Sen. Ted Cruz (R-Texas) stated Tuesday {that a} provision searching for to bar states from regulating synthetic intelligence (AI) is “not at all dead,” regardless of being stripped from President Trump’s tax and spending invoice earlier this yr.
“It’s not at all dead,” he advised Politico’s Rachel Bade, including, “In the course of that bill, I was privileged as chairman of the Commerce Committee to write major portions of that bill. And I gotta say, we won virtually every battle. We had about 20 battles, and I think we won 19. So I feel pretty good.”
Cruz pushed to maintain the AI moratorium, which sought to limit states from regulating the expertise for 10 years, in Trump’s “big, beautiful bill.”
Nonetheless, he was in the end among the many 99 senators who voted to strip the measure from the laws after a cope with Sen. Marsha Blackburn (R-Tenn.) fell aside. Their short-lived settlement diminished the moratorium to 5 years and featured some exceptions for youths’ on-line security and publicity rights.
Regardless of initially clearing the Home, the availability was additionally going through vocal pushback from Rep. Marjorie Taylor Greene (R-Ga.), who threatened to withhold her vote for the laws if the AI moratorium remained.

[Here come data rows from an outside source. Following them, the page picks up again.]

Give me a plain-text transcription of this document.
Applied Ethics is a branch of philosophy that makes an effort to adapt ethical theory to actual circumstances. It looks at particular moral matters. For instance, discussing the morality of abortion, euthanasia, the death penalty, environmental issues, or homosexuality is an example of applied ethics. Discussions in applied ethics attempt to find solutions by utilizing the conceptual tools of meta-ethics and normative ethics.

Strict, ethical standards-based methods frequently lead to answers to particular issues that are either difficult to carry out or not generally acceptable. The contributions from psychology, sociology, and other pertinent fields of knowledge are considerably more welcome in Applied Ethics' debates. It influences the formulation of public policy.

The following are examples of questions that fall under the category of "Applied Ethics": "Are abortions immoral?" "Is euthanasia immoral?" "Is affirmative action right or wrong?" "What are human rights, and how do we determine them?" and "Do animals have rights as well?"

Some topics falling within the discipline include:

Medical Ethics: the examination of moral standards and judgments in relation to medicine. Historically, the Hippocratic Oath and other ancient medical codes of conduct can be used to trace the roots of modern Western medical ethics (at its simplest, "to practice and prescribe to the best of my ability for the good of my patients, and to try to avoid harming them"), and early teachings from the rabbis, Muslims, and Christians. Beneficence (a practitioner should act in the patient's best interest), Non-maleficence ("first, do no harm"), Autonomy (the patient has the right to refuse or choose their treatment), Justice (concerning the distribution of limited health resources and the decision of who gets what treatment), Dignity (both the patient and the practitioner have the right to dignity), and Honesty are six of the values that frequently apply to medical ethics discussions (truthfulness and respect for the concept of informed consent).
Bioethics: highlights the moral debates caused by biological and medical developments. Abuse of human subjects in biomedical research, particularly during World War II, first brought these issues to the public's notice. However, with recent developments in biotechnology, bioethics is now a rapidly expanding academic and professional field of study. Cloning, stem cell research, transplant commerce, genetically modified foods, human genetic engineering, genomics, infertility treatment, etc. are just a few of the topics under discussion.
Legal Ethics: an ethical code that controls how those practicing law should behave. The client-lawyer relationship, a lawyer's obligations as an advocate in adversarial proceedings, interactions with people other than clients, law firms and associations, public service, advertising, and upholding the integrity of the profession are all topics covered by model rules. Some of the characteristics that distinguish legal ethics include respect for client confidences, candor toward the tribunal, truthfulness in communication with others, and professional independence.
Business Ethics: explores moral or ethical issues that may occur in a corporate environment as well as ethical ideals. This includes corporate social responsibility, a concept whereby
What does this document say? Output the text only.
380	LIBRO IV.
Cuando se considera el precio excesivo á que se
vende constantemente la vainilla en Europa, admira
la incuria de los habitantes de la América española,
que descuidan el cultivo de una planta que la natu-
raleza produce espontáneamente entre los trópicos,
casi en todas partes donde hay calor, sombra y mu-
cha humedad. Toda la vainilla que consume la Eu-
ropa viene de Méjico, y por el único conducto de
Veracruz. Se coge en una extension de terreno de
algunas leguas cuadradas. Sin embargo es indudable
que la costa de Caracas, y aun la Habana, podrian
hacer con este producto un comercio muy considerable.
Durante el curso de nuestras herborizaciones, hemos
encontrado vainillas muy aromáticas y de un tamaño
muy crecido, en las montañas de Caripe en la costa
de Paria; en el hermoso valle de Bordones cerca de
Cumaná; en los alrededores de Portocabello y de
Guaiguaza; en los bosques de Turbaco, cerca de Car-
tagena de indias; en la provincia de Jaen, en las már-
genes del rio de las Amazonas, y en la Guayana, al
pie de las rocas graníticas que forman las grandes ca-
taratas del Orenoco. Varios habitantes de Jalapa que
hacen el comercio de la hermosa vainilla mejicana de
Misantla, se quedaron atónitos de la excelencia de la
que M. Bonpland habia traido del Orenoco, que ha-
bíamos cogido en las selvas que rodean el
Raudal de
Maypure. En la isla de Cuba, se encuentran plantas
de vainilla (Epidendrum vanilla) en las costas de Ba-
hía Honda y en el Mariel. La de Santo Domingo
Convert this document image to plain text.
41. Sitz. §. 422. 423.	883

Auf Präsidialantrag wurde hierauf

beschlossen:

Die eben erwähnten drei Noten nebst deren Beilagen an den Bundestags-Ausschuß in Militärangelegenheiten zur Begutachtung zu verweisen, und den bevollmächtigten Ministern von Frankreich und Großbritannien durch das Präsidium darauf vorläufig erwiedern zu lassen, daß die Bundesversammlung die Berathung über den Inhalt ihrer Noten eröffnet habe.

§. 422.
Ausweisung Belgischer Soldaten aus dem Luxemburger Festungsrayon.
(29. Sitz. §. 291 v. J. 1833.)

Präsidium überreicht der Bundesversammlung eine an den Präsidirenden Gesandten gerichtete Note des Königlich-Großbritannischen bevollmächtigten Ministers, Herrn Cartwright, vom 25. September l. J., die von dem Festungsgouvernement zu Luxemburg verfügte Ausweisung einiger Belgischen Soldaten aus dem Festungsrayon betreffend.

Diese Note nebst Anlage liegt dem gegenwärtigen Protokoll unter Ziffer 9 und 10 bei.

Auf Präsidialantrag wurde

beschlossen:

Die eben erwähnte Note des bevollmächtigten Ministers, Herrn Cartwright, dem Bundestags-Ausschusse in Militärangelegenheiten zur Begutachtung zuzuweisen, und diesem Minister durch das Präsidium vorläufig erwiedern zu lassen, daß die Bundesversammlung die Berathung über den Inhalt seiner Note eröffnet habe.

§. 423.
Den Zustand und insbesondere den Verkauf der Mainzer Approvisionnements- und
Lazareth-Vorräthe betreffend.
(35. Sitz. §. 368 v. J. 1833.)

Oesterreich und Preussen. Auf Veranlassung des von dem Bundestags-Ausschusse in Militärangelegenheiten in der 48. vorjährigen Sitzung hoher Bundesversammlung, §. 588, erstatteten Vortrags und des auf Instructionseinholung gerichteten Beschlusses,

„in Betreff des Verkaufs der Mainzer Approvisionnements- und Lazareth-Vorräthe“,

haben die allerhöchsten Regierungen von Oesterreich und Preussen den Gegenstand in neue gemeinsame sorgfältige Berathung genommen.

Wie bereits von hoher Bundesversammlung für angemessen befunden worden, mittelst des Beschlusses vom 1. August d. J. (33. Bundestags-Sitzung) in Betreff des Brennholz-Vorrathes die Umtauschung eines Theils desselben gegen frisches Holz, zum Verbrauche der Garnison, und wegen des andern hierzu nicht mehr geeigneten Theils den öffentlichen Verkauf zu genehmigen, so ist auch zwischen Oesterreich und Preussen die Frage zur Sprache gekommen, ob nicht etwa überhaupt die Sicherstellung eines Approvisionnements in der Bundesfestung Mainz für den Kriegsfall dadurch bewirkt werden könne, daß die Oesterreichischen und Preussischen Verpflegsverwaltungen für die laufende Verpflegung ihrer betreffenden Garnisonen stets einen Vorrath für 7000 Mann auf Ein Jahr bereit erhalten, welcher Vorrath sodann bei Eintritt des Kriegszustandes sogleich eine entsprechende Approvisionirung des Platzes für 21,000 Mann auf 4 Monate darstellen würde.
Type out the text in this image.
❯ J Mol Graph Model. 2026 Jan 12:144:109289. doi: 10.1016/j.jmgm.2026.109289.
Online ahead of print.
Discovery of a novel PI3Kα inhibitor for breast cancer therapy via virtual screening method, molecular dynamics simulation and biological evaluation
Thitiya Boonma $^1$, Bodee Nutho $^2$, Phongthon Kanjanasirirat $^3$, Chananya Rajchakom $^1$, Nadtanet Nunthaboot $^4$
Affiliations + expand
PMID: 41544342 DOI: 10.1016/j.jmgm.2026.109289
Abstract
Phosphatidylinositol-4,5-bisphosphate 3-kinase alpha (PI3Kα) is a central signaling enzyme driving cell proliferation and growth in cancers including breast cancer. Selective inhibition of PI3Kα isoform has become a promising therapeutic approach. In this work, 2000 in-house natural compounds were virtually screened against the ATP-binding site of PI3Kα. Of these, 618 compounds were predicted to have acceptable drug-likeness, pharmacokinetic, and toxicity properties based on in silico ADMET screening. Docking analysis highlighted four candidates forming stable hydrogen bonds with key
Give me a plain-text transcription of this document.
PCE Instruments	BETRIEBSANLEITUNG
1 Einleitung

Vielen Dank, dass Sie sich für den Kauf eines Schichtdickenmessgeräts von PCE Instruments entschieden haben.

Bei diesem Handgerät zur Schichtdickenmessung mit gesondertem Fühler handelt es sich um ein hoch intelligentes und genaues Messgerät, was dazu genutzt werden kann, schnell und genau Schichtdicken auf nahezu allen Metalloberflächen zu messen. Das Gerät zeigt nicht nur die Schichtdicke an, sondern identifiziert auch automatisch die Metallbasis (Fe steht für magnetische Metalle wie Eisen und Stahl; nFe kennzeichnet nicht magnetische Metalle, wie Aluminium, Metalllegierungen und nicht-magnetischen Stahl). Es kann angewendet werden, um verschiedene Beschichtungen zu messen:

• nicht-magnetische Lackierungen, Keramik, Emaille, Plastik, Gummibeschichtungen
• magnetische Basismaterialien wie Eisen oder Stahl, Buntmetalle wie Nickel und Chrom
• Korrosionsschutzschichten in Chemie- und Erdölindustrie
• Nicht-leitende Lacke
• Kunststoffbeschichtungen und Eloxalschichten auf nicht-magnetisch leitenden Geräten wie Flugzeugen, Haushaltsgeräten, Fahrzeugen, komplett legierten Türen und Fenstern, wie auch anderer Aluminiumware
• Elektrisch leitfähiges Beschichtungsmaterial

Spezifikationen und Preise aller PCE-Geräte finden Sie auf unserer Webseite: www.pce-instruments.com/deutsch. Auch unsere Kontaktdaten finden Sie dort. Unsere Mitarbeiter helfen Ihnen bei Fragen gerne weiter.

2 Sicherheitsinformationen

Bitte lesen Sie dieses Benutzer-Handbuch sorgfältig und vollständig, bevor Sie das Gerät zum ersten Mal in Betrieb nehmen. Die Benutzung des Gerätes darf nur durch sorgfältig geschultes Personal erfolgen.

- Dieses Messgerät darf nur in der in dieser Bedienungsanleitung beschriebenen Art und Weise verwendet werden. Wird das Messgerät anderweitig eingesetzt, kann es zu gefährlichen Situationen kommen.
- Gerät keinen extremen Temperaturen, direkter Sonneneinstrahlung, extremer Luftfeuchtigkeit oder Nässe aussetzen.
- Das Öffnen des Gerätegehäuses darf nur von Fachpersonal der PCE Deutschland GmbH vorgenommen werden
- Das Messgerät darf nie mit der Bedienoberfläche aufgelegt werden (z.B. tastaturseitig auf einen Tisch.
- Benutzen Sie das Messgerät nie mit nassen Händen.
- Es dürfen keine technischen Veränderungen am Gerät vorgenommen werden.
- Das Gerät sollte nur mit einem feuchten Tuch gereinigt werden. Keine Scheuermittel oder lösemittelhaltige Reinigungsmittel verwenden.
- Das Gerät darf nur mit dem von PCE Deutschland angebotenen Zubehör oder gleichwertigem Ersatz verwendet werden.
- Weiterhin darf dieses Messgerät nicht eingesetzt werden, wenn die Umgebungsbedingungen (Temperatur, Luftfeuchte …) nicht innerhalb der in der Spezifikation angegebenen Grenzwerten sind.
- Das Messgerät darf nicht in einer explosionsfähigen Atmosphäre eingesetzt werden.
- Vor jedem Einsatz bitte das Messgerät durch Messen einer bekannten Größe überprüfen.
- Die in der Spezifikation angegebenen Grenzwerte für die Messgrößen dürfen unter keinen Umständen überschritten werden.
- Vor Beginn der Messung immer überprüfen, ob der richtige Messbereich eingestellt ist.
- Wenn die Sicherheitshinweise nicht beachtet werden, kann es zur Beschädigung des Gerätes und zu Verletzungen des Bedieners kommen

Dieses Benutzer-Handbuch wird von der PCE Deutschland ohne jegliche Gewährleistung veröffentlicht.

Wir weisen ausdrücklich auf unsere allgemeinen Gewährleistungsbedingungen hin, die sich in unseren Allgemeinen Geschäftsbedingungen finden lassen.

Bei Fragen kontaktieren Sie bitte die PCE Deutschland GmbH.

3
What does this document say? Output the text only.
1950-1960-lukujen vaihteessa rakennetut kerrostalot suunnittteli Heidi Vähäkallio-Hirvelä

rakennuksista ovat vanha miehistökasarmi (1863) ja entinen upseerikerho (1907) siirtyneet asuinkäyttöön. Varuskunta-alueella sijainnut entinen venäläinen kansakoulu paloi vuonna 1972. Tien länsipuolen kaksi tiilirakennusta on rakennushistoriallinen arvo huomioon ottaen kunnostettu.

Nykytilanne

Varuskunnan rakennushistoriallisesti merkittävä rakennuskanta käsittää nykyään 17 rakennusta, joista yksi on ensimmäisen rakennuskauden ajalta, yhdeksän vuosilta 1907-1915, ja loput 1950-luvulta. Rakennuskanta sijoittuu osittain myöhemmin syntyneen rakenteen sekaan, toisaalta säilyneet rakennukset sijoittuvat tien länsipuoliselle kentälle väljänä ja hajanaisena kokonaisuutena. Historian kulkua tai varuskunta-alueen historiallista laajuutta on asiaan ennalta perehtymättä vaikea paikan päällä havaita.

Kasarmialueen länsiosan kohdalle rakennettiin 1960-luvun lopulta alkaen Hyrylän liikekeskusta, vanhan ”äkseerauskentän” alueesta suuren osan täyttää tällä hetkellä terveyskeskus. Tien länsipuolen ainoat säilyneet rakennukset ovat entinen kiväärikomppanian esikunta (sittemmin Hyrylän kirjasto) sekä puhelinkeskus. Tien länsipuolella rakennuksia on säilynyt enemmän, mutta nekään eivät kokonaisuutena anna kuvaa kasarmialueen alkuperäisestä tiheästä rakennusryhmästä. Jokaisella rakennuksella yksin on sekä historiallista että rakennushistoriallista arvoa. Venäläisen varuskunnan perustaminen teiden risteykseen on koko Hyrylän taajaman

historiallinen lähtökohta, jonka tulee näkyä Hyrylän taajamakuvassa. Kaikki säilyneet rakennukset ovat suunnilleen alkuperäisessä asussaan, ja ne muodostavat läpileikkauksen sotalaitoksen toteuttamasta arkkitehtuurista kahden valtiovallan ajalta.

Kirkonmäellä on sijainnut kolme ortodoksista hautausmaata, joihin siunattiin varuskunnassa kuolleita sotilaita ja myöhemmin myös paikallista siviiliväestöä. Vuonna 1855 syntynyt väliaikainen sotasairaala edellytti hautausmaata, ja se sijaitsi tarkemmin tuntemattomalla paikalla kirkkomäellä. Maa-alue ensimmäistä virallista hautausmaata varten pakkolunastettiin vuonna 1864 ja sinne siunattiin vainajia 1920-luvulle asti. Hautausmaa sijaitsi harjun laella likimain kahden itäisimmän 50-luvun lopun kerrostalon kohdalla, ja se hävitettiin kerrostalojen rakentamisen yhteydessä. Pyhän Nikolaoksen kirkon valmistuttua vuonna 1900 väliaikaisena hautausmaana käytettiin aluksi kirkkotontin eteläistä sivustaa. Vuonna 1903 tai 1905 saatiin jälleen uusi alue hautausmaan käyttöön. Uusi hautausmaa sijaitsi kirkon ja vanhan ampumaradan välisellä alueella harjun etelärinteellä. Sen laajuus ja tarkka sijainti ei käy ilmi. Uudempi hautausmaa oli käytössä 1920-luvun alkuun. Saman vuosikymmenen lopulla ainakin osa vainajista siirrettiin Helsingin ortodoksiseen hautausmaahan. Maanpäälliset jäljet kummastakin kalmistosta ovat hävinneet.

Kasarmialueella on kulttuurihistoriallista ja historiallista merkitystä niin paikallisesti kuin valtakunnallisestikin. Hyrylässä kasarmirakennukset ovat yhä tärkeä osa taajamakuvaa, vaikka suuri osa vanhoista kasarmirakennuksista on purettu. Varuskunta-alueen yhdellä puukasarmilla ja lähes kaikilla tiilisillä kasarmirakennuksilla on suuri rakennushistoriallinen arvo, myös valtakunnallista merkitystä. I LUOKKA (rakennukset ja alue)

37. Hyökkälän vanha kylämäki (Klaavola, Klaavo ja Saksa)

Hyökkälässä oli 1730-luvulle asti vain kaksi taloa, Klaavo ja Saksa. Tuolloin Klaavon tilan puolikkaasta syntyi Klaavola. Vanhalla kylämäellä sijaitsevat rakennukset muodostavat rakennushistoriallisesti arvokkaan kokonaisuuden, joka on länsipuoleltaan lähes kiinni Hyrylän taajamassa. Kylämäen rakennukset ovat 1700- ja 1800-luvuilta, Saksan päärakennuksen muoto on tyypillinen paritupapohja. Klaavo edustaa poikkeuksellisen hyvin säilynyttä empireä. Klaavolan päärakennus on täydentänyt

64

Cruz launched new AI laws final week, often called the SANDBOX Act, which might enable corporations to use for waivers for rules that they argue impede their means to experiment with the expertise.
The invoice comes as a part of a broader AI framework put ahead by the Senate Commerce chair, who argues his proposal may “turbocharge economic activity, cut through bureaucratic red tape, and empower American AI developers while protecting human flourishing.”